An appeal will be pursued, and a lawyer for the Justice Center Sudan, which has been working on her case, said, “Meriam is very encouraged by the international support she is receiving from the international community. She hopes that people stand with her and her family until she gets her freedom.”

Her husband, Daniel Wani, is a south Sudanese national who also has U.S. citizenship. He said his wife is not getting adequate medical care and her delivery date approaches.
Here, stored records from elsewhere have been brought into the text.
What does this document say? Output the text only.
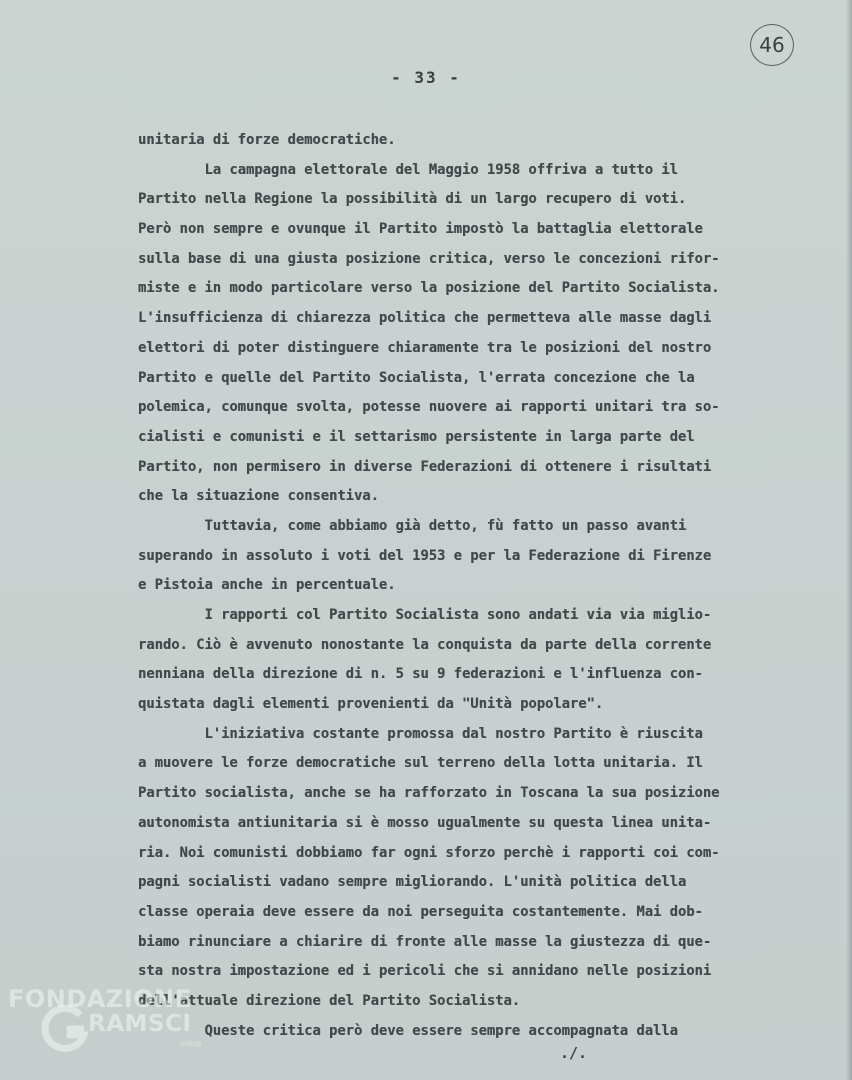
46
- 33 -
unitaria di forze democratiche.
La campagna elettorale del Maggio 1958 offriva a tutto il
Partito nella Regione la possibilità di un largo recupero di voti.
Però non sempre e ovunque il Partito impostò la battaglia elettorale
sulla base di una giusta posizione critica, verso le concezioni rifor-
miste e in modo particolare verso la posizione del Partito Socialista.
L'insufficienza di chiarezza politica che permetteva alle masse dagli
elettori di poter distinguere chiaramente tra le posizioni del nostro
Partito e quelle del Partito Socialista, l'errata concezione che la
polemica, comunque svolta, potesse nuovere ai rapporti unitari tra so-
cialisti e comunisti e il settarismo persistente in larga parte del
Partito, non permisero in diverse Federazioni di ottenere i risultati
che la situazione consentiva.
Tuttavia, come abbiamo già detto, fù fatto un passo avanti
superando in assoluto i voti del 1953 e per la Federazione di Firenze
e Pistoia anche in percentuale.
I rapporti col Partito Socialista sono andati via via miglio-
rando. Ciò è avvenuto nonostante la conquista da parte della corrente
nenniana della direzione di n. 5 su 9 federazioni e l'influenza con-
quistata dagli elementi provenienti da "Unità popolare".
L'iniziativa costante promossa dal nostro Partito è riuscita
a muovere le forze democratiche sul terreno della lotta unitaria. Il
Partito socialista, anche se ha rafforzato in Toscana la sua posizione
autonomista antiunitaria si è mosso ugualmente su questa linea unita-
ria. Noi comunisti dobbiamo far ogni sforzo perchè i rapporti coi com-
pagni socialisti vadano sempre migliorando. L'unità politica della
classe operaia deve essere da noi perseguita costantemente. Mai dob-
biamo rinunciare a chiarire di fronte alle masse la giustezza di que-
sta nostra impostazione ed i pericoli che si annidano nelle posizioni
dell'attuale direzione del Partito Socialista.
Queste critica però deve essere sempre accompagnata dalla
./.
FONDAZIONE
RAMSCI
onlus
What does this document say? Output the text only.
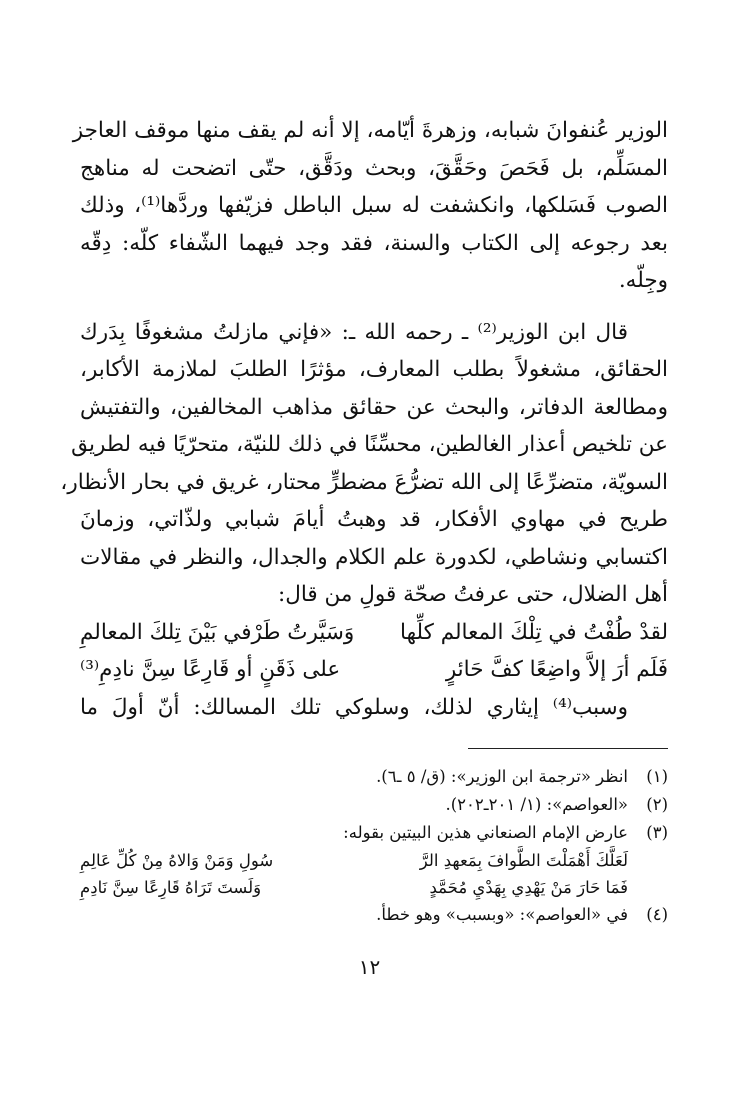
الوزير عُنفوانَ شبابه، وزهرةَ أيّامه، إلا أنه لم يقف منها موقف العاجز
المسَلِّم، بل فَحَصَ وحَقَّقَ، وبحث ودَقَّق، حتّى اتضحت له مناهج
الصوب فَسَلكها، وانكشفت له سبل الباطل فزيّفها وردَّها⁽¹⁾، وذلك
بعد رجوعه إلى الكتاب والسنة، فقد وجد فيهما الشّفاء كلّه: دِقّه
وجِلّه.
قال ابن الوزير⁽²⁾ ـ رحمه الله ـ: «فإني مازلتُ مشغوفًا بِدَرك
الحقائق، مشغولاً بطلب المعارف، مؤثرًا الطلبَ لملازمة الأكابر،
ومطالعة الدفاتر، والبحث عن حقائق مذاهب المخالفين، والتفتيش
عن تلخيص أعذار الغالطين، محسِّنًا في ذلك للنيّة، متحرّيًا فيه لطريق
السويّة، متضرِّعًا إلى الله تضرُّعَ مضطرٍّ محتار، غريق في بحار الأنظار،
طريح في مهاوي الأفكار، قد وهبتُ أيامَ شبابي ولذّاتي، وزمانَ
اكتسابي ونشاطي، لكدورة علم الكلام والجدال، والنظر في مقالات
أهل الضلال، حتى عرفتُ صحّة قولِ من قال:
لقدْ طُفْتُ في تِلْكَ المعالم كلِّها
وَسَيَّرتُ طَرْفي بَيْنَ تِلكَ المعالمِ
فَلَم أرَ إلاَّ واضِعًا كفَّ حَائرٍ
على ذَقَنٍ أو قَارِعًا سِنَّ نادِمِ⁽³⁾
وسبب⁽⁴⁾ إيثاري لذلك، وسلوكي تلك المسالك: أنّ أولَ ما
(١)
انظر «ترجمة ابن الوزير»: (ق/ ٥ ـ٦).
(٢)
«العواصم»: (١/ ٢٠١ـ٢٠٢).
(٣)
عارض الإمام الصنعاني هذين البيتين بقوله:
لَعَلَّكَ أَهْمَلْتَ الطَّوافَ بِمَعهدِ الرَّ
سُولِ وَمَنْ وَالاهُ مِنْ كُلِّ عَالِمِ
فَمَا حَارَ مَنْ يَهْدِي بِهَدْيِ مُحَمَّدٍ
وَلَستَ تَرَاهُ قَارِعًا سِنَّ نَادِمِ
(٤)
في «العواصم»: «وبسبب» وهو خطأ.
١٢
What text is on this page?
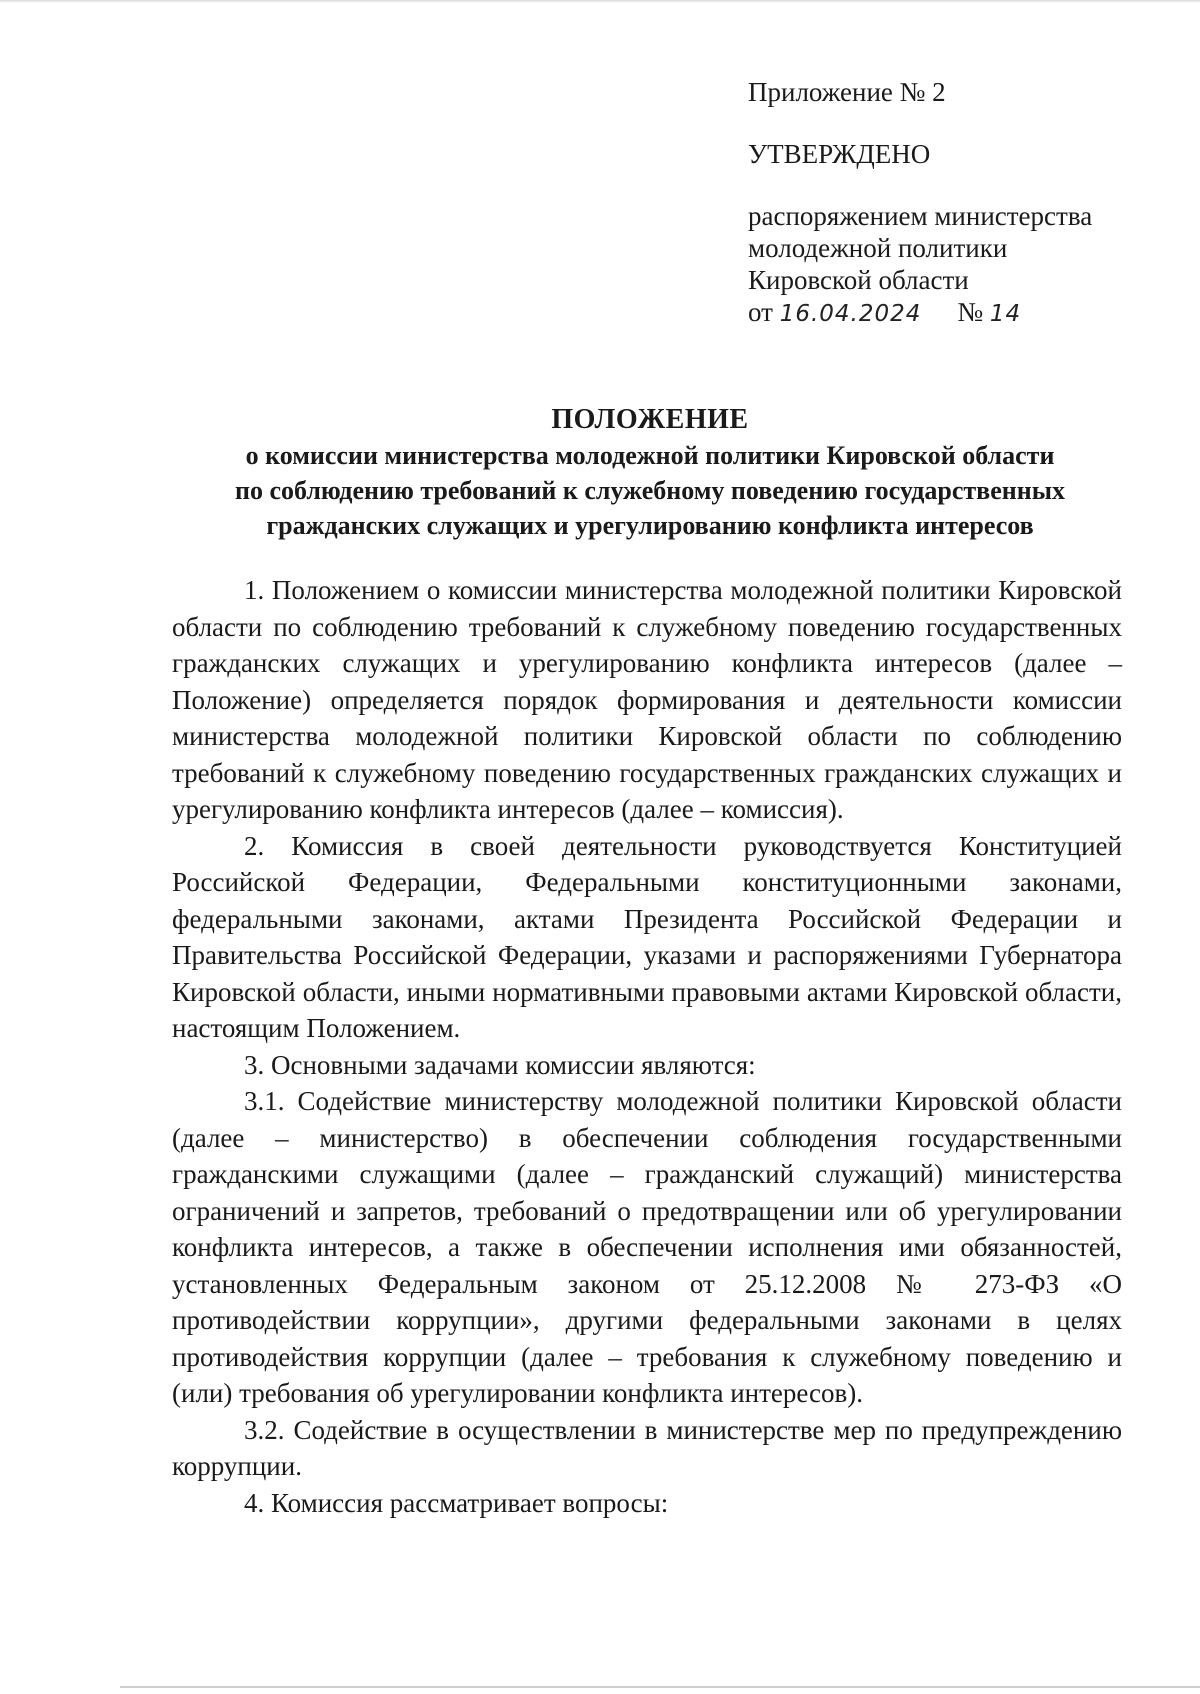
Приложение № 2
УТВЕРЖДЕНО
распоряжением министерства
молодежной политики
Кировской области
от 16.04.2024 № 14
ПОЛОЖЕНИЕ
о комиссии министерства молодежной политики Кировской области
по соблюдению требований к служебному поведению государственных
гражданских служащих и урегулированию конфликта интересов

1. Положением о комиссии министерства молодежной политики Кировской области по соблюдению требований к служебному поведению государственных гражданских служащих и урегулированию конфликта интересов (далее – Положение) определяется порядок формирования и деятельности комиссии министерства молодежной политики Кировской области по соблюдению требований к служебному поведению государственных гражданских служащих и урегулированию конфликта интересов (далее – комиссия).

2. Комиссия в своей деятельности руководствуется Конституцией Российской Федерации, Федеральными конституционными законами, федеральными законами, актами Президента Российской Федерации и Правительства Российской Федерации, указами и распоряжениями Губернатора Кировской области, иными нормативными правовыми актами Кировской области, настоящим Положением.

3. Основными задачами комиссии являются:

3.1. Содействие министерству молодежной политики Кировской области (далее – министерство) в обеспечении соблюдения государственными гражданскими служащими (далее – гражданский служащий) министерства ограничений и запретов, требований о предотвращении или об урегулировании конфликта интересов, а также в обеспечении исполнения ими обязанностей, установленных Федеральным законом от 25.12.2008 № 273-ФЗ «О противодействии коррупции», другими федеральными законами в целях противодействия коррупции (далее – требования к служебному поведению и (или) требования об урегулировании конфликта интересов).

3.2. Содействие в осуществлении в министерстве мер по предупреждению коррупции.

4. Комиссия рассматривает вопросы:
The report said the ramifications of the case also could include a dissolution of the marriage, since Muslim officials don’t recognize it, and that would mean their children would become wards of the state, no matter the result in her case.

No one has been executed for apostasy in Sudan since the Sudan Criminal Code of 1991 made it punishable by the death penalty.

“Mrs. Ibrahim’s sentence is inhumane and unwarranted,” Kiri Kankhwende, press officer for Christian Solidarity Worldwide, which has advocated for her along with other international organizations, told Morning Star News.

“CSW calls for it to be annulled and for the immediate release of Mrs. Ibrahim and her son, who is being held in violation of article 37 of the Convention on the Rights of the Child.”